Diken üstünde 2 hafta
Öyle anlaşılıyor ki, Amerikan tarihinin en kritik seçimlerinden birine sadece 15 gün kalmışken ve Donald Trump’ın artık bir zafere doğru yürüdüğü gerçeği rakibi Kamala Harris’in berbat performansıyla iyice netleşmişken dünya diken üstünde 2 hafta geçirecek. Orta Doğu’da olup bitecekler elbette ki, havada bir şeylere dönüşmeye hazır bir elektrik birikimi olduğunun gözlerden kaçmadığı ABD’den bağımsız değil. Amerikan Derin Devletinin seçim kampanyasının son dönemecinde sonuca etki edebilecek yeni “sürprizler” hazırlayıp hazırlamadığını ya da finansal piyasaları bir anda allak bullak edebilecek bir kasırganın içinden geçip geçmeyeceğimizi, İsrail’in durumdan ne vazifeler çıkarmaya hazırlandığını ancak yaşayarak görebileceğiz.
Ancak şu ana kadar yaşadıklarımızla bile hüküm vermekte zorlanmadığımız bir süreçten geçtiğimizi söylemek mümkün. Tarihte bir ülkenin yüzde 80’inin yok edildiği, nüfusun yüzde 100’ünün yerinden edildiği ve ölümlerin yüzde 50’sinin çocuklardan oluştuğu başka bir savaş yaşandı mı, bilmiyorum. Ama bizim tanık olduğumuz ilk! Ve bunun soykırımdan daha doğru bir tanımı da yok, sanıyorum.
Filistinli deneyimli siyasetçi ve aktivist Hanan Aşravi, İsrail’in Kuzey Gazze’de yaptığı şeyin, insani terimlerle veya aklı başında bir hayal gücüyle kavranamaz veya anlaşılamaz olduğunu söylüyordu: “Esaret altındaki ve açlığa mahkûm edilmiş bir nüfusun yok edilmesi, spor olsun diye çaresiz ve yaralı çocukların vurulması ve bombalanması, bombalanan ve yerinden edilen topluluklara acı çektirilmesi ve korkunç toplu işkencenin keyfe dönüştürülmesi, insanlıkla hiçbir ilgisi olmayan sadist, sapkın, psikopat canavarların varlığına delalettir. Bunlar yardım edilip ödüllendirilmemeli, durdurulmalı ve cezalandırılmalıdır.”

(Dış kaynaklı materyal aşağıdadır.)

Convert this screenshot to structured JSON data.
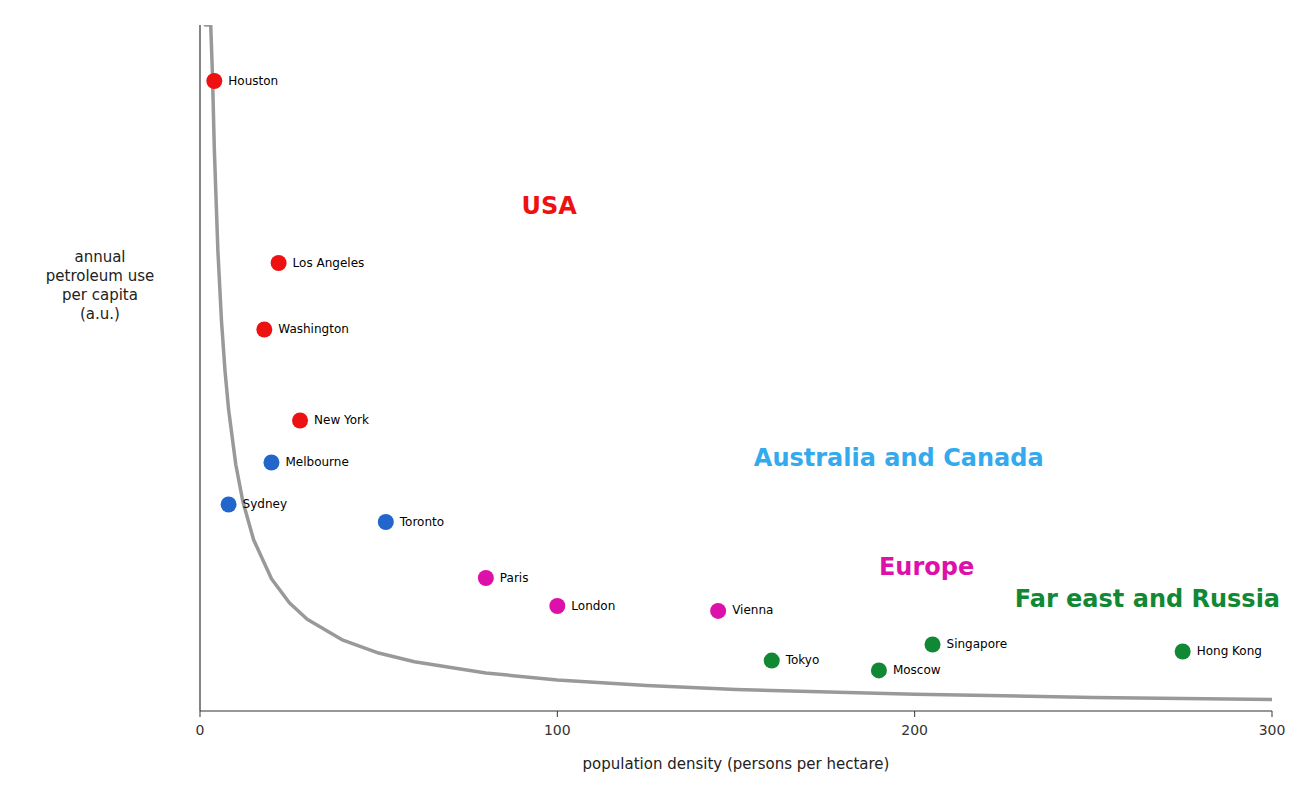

Kimin durduracağı, cezalandıracağı halen meçhul. Bir insan olarak utancın ve beyhudeliğin bu kadar büyüğünü yaşadığımı hatırlamıyorum. Hani, “cehennem acı çektiğimiz yer değil acı çektiğimizi kimsenin bilmediği yerdir” diye bir söz vardır ya. Sanıyorum Gazzeliler için bu söz, “cehennem, Filistinlilerin acı çektiğini herkesin gördüğü ama kimsenin kılını kıpırdatmadığı bir yerdir” olarak tarih sayfalarındaki yerini alacak.